Pada kenyataannya masih ada beberapa ketentuan pelaksana Undang-Undang Pemerintahan Aceh hingga kini masih belum tuntas. Patut diingat bahwa ketentuan pelaksana tidak hanya apa yang menjadi kewajiban pemerintah (Jakarta). Pada kenyataannya, belum semua qanun juga diselesaikan pada tingkat Aceh.
Kedua pertanyaan ini (normatif dan sosiologis) sangat penting untuk dijawab. Konon lagi berbagai kekurangan dalam proses pembentukan hukum akan menjadi masalah hukum tersendiri, terutama bisa memunculkan suasana “kekosongan” hukum. Dalam hal ini, hukum yang seharusnya diatur dengan Undang-Undang Pemerintahan Aceh, namun karena belum selesai ketentuan pelaksana, tidak bisa dioperasionalkan.
Konsep peraturan pelaksana itu memiliki stratifikasi tertentu. Untuk mengukur sebuah produk peraturan perundang-undangan, dalam ilmu hukum memiliki parameter tersendiri. Misalnya untuk untuk menemukan apa saja yang dikatakan produk peraturan perundang-undangan, maka harus dilihat Undang-Undang Nomor 12 Tahun 2011 tentang Pembentukan Peraturan Perundang-undangan.
Undang-undang tersebut mengatur hirarki peraturan perundang-undangan, mulai dari Undang-Undang Dasar Negara Republik Indonesia Tahun 1945; Ketetapan Majelis Permusya-waratan Rakyat; Undang-Undang/Peraturan Pemerintah Peng-ganti Undang-Undang; Peraturan Pemerintah; Peraturan Presiden; Peraturan Daerah Provinsi; dan Peraturan Daerah Kabupaten/Kota. Kekuatan hukum peraturan perundang-undangan sesuai dengan hierarki tersebut.
Pada saat yang sama, hukum juga menyediakan asas, baik asas hukum umum maupun asas hukum khusus. Paling tidak terdapat sejumlah asas yang sangat berkaitan dengan keseharian kehidupan hukum.
Pertama, asas lex superior derogate lex inferiori (peraturan perundang-undangan yang lebih rendah tak boleh bertentangan dengan peraturan perundang-undangan yang lebih tinggi).
Kedua, asas lex specialis derogate lex generalis (peraturan perundang-undangan yang lebih khusus mengenyampingkan peraturan perundang-undangan yang lebih umum).
Ketiga, asas lex posterior derogate lex priori (peraturan perundang-undangan yang lahir kemudian mengenyampingkan peraturan perundang-undangan yang lahir terlebih dahulu jika materi yang diatur peraturan perundang-undangan tersebut sama).

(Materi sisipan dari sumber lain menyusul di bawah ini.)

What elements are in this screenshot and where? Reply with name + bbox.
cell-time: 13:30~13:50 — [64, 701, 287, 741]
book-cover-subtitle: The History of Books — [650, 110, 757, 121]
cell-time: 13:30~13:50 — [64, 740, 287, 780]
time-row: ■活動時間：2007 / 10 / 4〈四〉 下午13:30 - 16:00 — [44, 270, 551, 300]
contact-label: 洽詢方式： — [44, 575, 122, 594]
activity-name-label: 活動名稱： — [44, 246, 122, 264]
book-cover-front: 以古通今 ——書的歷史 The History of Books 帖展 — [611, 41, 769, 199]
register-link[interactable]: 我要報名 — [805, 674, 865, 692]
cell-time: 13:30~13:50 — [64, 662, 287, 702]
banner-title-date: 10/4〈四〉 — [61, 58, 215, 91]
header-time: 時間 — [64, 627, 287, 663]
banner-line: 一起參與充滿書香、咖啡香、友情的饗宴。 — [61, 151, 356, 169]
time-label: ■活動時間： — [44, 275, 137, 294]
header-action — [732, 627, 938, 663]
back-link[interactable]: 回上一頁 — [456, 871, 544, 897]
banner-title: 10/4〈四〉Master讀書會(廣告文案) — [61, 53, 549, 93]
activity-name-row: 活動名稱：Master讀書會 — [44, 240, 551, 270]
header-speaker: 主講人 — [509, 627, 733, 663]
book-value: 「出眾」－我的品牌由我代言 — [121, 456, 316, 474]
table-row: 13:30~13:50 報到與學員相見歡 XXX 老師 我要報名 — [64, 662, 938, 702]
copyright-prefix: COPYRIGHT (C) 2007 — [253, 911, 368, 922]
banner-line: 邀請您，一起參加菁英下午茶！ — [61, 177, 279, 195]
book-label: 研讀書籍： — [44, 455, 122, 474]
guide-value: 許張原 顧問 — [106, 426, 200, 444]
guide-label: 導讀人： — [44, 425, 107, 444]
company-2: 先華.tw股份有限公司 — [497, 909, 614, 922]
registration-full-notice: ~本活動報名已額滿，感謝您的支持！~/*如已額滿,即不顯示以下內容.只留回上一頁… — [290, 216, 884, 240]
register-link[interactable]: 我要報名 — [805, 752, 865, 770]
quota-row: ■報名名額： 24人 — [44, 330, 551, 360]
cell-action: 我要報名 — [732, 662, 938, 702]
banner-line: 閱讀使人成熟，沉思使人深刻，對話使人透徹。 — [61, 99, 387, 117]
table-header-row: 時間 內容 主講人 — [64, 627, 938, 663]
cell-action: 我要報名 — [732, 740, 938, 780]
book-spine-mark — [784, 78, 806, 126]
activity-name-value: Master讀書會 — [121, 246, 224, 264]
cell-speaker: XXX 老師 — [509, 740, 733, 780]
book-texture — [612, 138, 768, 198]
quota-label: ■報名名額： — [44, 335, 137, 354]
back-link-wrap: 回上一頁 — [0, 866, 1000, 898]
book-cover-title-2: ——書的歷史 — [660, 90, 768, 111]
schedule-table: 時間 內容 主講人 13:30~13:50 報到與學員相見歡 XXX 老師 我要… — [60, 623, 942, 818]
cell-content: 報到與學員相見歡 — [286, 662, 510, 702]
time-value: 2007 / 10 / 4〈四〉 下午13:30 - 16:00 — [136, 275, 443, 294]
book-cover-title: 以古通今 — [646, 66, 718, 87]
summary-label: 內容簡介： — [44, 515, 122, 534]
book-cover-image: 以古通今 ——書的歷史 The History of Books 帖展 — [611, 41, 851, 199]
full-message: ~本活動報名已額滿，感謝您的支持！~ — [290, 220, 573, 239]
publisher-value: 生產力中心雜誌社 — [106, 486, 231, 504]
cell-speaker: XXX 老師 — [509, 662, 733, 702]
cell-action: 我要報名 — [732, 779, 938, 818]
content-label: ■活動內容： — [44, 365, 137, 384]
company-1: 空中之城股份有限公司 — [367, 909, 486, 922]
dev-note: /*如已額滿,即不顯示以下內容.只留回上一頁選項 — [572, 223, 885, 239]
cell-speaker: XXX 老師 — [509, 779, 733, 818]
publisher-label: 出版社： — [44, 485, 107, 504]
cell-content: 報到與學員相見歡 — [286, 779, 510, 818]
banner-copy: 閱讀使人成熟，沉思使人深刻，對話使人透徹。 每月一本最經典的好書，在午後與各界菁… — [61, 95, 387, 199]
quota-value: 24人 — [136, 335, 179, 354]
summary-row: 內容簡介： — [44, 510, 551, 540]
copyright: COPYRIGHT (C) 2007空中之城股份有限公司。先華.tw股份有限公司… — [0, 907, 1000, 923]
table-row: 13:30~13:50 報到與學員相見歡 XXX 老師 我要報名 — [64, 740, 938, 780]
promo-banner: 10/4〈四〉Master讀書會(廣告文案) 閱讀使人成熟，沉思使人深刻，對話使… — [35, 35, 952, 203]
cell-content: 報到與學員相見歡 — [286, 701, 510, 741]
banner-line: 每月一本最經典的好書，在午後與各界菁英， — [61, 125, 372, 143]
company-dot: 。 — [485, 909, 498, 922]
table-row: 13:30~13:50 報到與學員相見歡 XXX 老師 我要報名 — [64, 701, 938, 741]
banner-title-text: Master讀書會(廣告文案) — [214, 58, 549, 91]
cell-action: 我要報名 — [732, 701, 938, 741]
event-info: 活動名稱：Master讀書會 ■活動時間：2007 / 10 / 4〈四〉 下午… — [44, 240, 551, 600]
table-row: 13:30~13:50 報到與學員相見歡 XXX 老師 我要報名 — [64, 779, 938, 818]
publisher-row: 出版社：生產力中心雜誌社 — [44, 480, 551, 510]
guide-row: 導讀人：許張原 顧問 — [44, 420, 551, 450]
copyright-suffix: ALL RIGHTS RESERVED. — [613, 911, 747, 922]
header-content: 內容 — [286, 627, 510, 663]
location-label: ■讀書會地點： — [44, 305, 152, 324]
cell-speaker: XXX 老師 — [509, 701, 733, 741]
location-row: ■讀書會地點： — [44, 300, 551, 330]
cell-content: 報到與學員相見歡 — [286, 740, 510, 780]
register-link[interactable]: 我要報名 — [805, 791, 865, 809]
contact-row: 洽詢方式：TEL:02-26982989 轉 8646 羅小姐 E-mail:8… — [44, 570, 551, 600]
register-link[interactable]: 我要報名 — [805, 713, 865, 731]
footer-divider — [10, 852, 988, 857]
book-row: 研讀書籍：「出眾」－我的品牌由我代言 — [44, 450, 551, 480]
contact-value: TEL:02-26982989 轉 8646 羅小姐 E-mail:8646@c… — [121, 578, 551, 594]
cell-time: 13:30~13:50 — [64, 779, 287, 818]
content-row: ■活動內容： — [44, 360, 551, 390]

Dengan berasumsi pada stratifikasi dan asas tersebut, maka sesungguhnya apa yang disebut sebagai konflik hukum, kalau pun ada pada dasarnya bisa diselesaikan. Dengan konsep asas hukum tersebut di atas, kemungkinan besar yang terjadi adalah konflik tafsir hukum. Pun demikian dalam hukum juga ada jalan keluar, yakni dengan beberapa model tafsir hukum yang bisa dilakukan secara gramatikal, sosiologis, otentik, historis, dan perbandingan. Dengan enam model penafsiran tersebut, pada dasarnya perbedaan yang muncul dalam menafsir isi undang-undang pun bisa ditemukan.